Global mobile data usage on a growth path

Mobile devices have fast become the technologies of choice for accessing the internet, surpassing traditional PCs such as laptops and desktops.

A Nielsen report from early 2014 corroborated this, stating more time online is now spent on smartphones than PCs. US adults spent around 34 hours per month on mobile internet, as opposed to 27 hours on PC internet.

This isn't really surprising given the ease of operating the devices, coupled with the mobility and array of capabilities, as businesses can better equip employees to perform their roles outside the office. For example, staff can now easily log into email and access documents right from a smartphone or tablet.

As a result of the advantages of using mobile, data usage is set to climb over the next few years, according to a new report from ABI Research.

Climbing mobile data usage

A January 28 report from the firm found increasing upload and download speeds are now the main driver of mobile data usage, likely as it means less time waiting for pages to load and email to sync.

ABI stated the average amount of data consumed per subscriber will climb from 445 megabytes in 2014 to 2,289 megabytes in 2019. What's more, consumers are likely to start using the devices for more than just communication – arguably their primary function only a few years ago.

"These breakthroughs and stability of upload and download throughput, once commercially deployed, will enable mobile users to rely on mobile devices as primary entertaining and productivity solutions, in addition to communication," ABI noted.

Research Associate Lian Jye Su explained it's not surprising to find apps such as YouTube, BitTorrent and Facebook are now some of the most highly used apps, accounting for a substantial amount of mobile data traffic.

With devices on a fast track to becoming staple consumer devices for more than just communications, what exactly does this mean for businesses?

The impacts on businesses

Growing mobile usage is certainly beneficial for businesses, as it means employees will easily be able to take on new mobile devices and use them to communicate and collaborate.

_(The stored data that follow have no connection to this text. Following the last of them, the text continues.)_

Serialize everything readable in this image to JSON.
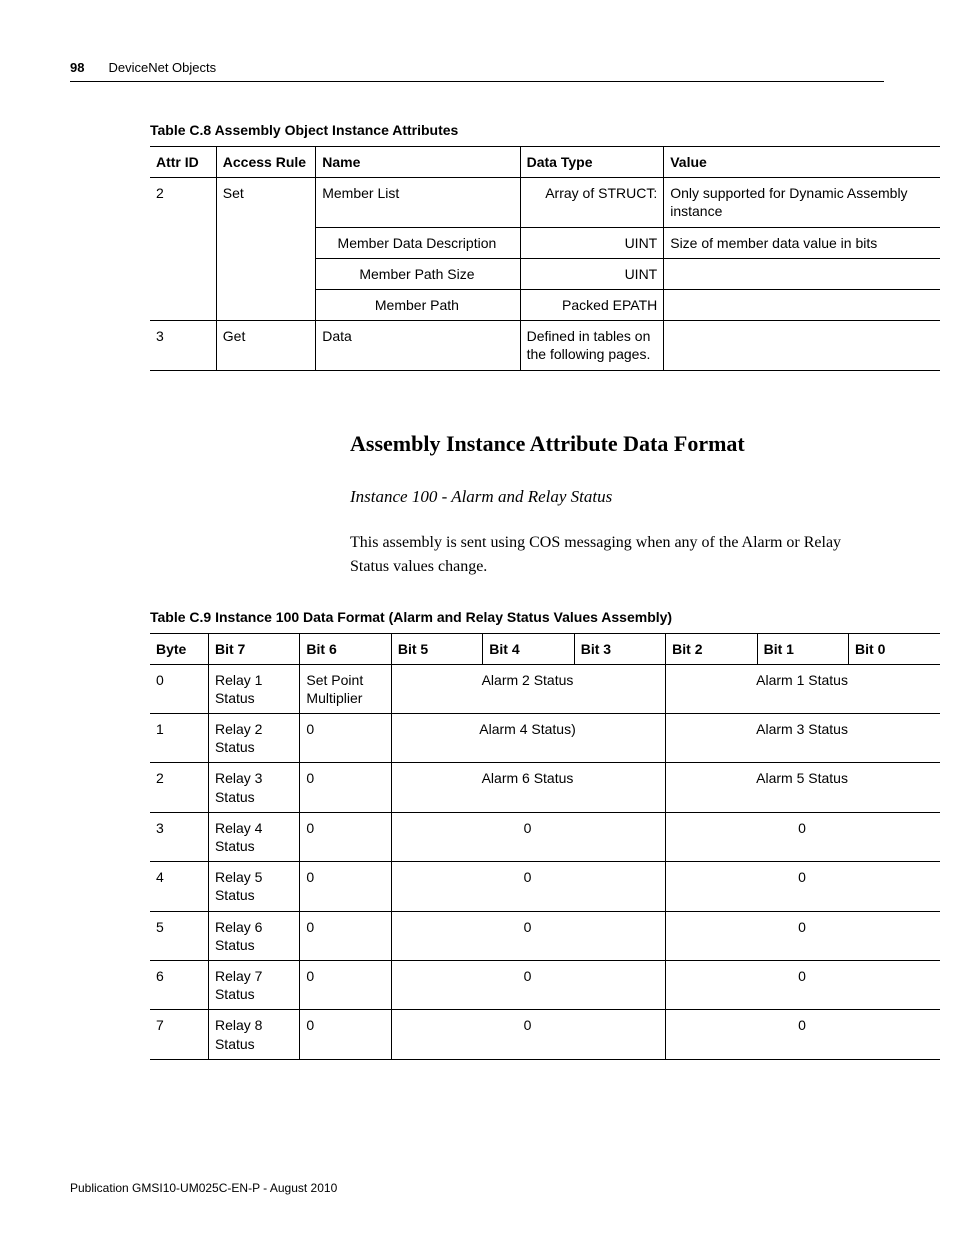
{
  "header": {
    "page_number": "98",
    "section": "DeviceNet Objects"
  },
  "table_c8": {
    "caption": "Table C.8 Assembly Object Instance Attributes",
    "headers": {
      "attr_id": "Attr ID",
      "access_rule": "Access Rule",
      "name": "Name",
      "data_type": "Data Type",
      "value": "Value"
    },
    "rows": [
      {
        "attr_id": "2",
        "access_rule": "Set",
        "name": "Member List",
        "data_type": "Array of STRUCT:",
        "value": "Only supported for Dynamic Assembly instance"
      },
      {
        "name": "Member Data Description",
        "data_type": "UINT",
        "value": "Size of member data value in bits"
      },
      {
        "name": "Member Path Size",
        "data_type": "UINT",
        "value": ""
      },
      {
        "name": "Member Path",
        "data_type": "Packed EPATH",
        "value": ""
      },
      {
        "attr_id": "3",
        "access_rule": "Get",
        "name": "Data",
        "data_type": "Defined in tables on the following pages.",
        "value": ""
      }
    ]
  },
  "section_heading": "Assembly Instance Attribute Data Format",
  "section_subheading": "Instance 100 - Alarm and Relay Status",
  "body_paragraph": "This assembly is sent using COS messaging when any of the Alarm or Relay Status values change.",
  "table_c9": {
    "caption": "Table C.9 Instance 100 Data Format (Alarm and Relay Status Values Assembly)",
    "headers": {
      "byte": "Byte",
      "bit7": "Bit 7",
      "bit6": "Bit 6",
      "bit5": "Bit 5",
      "bit4": "Bit 4",
      "bit3": "Bit 3",
      "bit2": "Bit 2",
      "bit1": "Bit 1",
      "bit0": "Bit 0"
    },
    "rows": [
      {
        "byte": "0",
        "bit7": "Relay 1 Status",
        "bit6": "Set Point Multiplier",
        "bits543": "Alarm 2 Status",
        "bits210": "Alarm 1 Status"
      },
      {
        "byte": "1",
        "bit7": "Relay 2 Status",
        "bit6": "0",
        "bits543": "Alarm 4 Status)",
        "bits210": "Alarm 3 Status"
      },
      {
        "byte": "2",
        "bit7": "Relay 3 Status",
        "bit6": "0",
        "bits543": "Alarm 6 Status",
        "bits210": "Alarm 5 Status"
      },
      {
        "byte": "3",
        "bit7": "Relay 4 Status",
        "bit6": "0",
        "bits543": "0",
        "bits210": "0"
      },
      {
        "byte": "4",
        "bit7": "Relay 5 Status",
        "bit6": "0",
        "bits543": "0",
        "bits210": "0"
      },
      {
        "byte": "5",
        "bit7": "Relay 6 Status",
        "bit6": "0",
        "bits543": "0",
        "bits210": "0"
      },
      {
        "byte": "6",
        "bit7": "Relay 7 Status",
        "bit6": "0",
        "bits543": "0",
        "bits210": "0"
      },
      {
        "byte": "7",
        "bit7": "Relay 8 Status",
        "bit6": "0",
        "bits543": "0",
        "bits210": "0"
      }
    ]
  },
  "footer": "Publication GMSI10-UM025C-EN-P - August 2010"
}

Of course, there are other issues that arise from a growing mobile presence in businesses – namely potential security issues.

With any new technology there is a risk of security flaws creeping in, especially when the business is deploying systems for the first time. However, these risks can largely be mitigated thanks to a tight hold over particular technology.

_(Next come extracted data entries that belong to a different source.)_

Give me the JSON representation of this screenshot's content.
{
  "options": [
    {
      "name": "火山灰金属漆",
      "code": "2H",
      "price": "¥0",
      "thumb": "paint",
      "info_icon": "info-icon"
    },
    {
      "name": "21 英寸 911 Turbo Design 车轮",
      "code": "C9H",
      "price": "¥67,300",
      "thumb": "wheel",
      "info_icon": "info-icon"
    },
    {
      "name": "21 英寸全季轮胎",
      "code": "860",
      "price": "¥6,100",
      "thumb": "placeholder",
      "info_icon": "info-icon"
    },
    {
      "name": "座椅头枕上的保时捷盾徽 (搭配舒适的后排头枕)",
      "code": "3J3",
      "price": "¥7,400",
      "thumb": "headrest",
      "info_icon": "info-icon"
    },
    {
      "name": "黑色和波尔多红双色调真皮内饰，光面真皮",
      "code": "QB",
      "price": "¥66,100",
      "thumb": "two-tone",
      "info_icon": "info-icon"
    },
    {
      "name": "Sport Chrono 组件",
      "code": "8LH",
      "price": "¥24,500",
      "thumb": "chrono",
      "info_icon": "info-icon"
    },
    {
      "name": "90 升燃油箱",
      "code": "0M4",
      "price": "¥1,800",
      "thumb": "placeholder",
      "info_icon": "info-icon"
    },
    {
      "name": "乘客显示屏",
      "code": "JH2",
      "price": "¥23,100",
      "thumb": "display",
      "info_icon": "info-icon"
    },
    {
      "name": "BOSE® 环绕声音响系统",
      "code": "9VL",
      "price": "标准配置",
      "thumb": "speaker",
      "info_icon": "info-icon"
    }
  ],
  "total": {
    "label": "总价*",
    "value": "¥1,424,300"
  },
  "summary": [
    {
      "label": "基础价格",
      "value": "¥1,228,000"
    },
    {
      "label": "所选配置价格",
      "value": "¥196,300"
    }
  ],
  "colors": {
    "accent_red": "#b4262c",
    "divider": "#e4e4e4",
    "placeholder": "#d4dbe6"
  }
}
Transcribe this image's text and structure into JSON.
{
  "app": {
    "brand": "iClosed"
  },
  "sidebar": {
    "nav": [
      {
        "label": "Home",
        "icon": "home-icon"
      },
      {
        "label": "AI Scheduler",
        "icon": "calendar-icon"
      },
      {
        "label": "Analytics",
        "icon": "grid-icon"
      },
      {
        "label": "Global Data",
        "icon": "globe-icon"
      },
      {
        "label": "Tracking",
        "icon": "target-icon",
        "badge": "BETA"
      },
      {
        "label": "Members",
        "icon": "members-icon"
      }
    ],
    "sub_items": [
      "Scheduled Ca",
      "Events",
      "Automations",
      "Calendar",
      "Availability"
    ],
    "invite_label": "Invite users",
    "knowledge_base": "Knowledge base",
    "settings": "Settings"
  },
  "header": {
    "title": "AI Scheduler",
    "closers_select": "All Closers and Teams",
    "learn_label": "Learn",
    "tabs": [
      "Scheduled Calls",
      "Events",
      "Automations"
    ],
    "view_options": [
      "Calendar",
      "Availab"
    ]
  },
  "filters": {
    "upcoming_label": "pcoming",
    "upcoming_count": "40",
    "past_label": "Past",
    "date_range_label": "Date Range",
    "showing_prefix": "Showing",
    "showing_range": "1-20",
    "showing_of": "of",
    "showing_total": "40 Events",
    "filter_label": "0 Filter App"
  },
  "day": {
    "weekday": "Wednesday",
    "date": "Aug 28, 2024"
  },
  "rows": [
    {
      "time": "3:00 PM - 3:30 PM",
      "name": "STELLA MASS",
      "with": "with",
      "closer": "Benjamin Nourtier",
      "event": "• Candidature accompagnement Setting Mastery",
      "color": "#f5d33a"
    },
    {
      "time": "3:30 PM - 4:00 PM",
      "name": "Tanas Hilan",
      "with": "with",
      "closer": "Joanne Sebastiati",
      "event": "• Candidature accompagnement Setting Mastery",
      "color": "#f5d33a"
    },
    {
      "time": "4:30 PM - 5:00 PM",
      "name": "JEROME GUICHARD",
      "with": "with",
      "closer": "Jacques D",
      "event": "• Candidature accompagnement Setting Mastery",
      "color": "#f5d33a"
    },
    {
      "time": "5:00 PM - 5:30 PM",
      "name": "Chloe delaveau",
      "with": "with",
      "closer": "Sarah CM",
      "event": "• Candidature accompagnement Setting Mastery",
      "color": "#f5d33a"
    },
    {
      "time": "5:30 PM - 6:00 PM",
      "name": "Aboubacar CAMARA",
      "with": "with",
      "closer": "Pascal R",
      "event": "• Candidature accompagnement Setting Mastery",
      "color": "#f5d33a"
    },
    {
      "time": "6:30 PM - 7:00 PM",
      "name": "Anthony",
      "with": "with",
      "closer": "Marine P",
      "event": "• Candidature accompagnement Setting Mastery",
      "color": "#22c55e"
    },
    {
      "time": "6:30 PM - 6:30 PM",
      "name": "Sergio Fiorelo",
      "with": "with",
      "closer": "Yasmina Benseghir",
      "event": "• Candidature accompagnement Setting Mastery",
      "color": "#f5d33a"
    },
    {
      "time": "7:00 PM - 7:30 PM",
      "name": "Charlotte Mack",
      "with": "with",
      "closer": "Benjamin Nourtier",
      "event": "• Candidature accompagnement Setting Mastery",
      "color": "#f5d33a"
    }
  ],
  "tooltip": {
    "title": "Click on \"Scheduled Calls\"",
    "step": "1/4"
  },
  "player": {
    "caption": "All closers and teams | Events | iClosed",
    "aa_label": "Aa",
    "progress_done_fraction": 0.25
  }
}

With mobile, staff are taking smartphones and tablets outside the business – thus increasing the chances of them losing the devices and opening the business to a security risk. If a company mobile device was stolen, for example, a third party would potentially have access to company email, account information, messages and data from apps stored on the device.

This is where a bring your own device (BYOD) policy comes into play – a set of rules that help to ensure business mobile device security.

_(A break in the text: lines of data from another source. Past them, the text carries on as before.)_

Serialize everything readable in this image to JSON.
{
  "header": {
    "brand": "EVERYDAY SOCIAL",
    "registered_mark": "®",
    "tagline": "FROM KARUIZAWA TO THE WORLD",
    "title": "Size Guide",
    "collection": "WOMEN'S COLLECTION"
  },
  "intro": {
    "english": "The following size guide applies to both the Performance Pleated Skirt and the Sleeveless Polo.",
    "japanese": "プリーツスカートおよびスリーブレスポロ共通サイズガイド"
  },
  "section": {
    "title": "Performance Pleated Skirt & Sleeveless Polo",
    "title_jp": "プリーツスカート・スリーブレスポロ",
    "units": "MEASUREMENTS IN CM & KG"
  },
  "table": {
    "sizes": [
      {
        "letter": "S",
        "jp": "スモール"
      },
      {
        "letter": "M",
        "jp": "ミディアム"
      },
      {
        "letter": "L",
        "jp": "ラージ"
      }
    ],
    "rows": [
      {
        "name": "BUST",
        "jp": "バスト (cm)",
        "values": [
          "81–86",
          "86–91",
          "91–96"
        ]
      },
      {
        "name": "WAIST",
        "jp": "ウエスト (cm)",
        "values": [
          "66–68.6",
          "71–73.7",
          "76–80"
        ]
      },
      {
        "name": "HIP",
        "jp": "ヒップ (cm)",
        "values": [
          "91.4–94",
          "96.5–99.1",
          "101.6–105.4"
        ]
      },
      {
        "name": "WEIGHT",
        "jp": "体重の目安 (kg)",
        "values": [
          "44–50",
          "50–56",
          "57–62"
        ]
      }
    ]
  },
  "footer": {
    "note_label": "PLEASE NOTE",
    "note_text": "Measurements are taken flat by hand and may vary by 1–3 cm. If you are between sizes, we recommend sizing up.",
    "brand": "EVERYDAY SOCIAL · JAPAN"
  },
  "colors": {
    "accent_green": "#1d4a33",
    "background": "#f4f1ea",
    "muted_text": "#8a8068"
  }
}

Of course, the level of security depends on the company, but businesses will often find the best combination to be the ability to remotely wipe mobile devices if they're lost and deactivate the accounts. Devices should also include pass codes and fingerprint scanners, availability permitting.

Mobile will continue to grow over the next few years, with both the number of devices rising and the amount of data consumed on the go. Security cannot be left to become a major issue.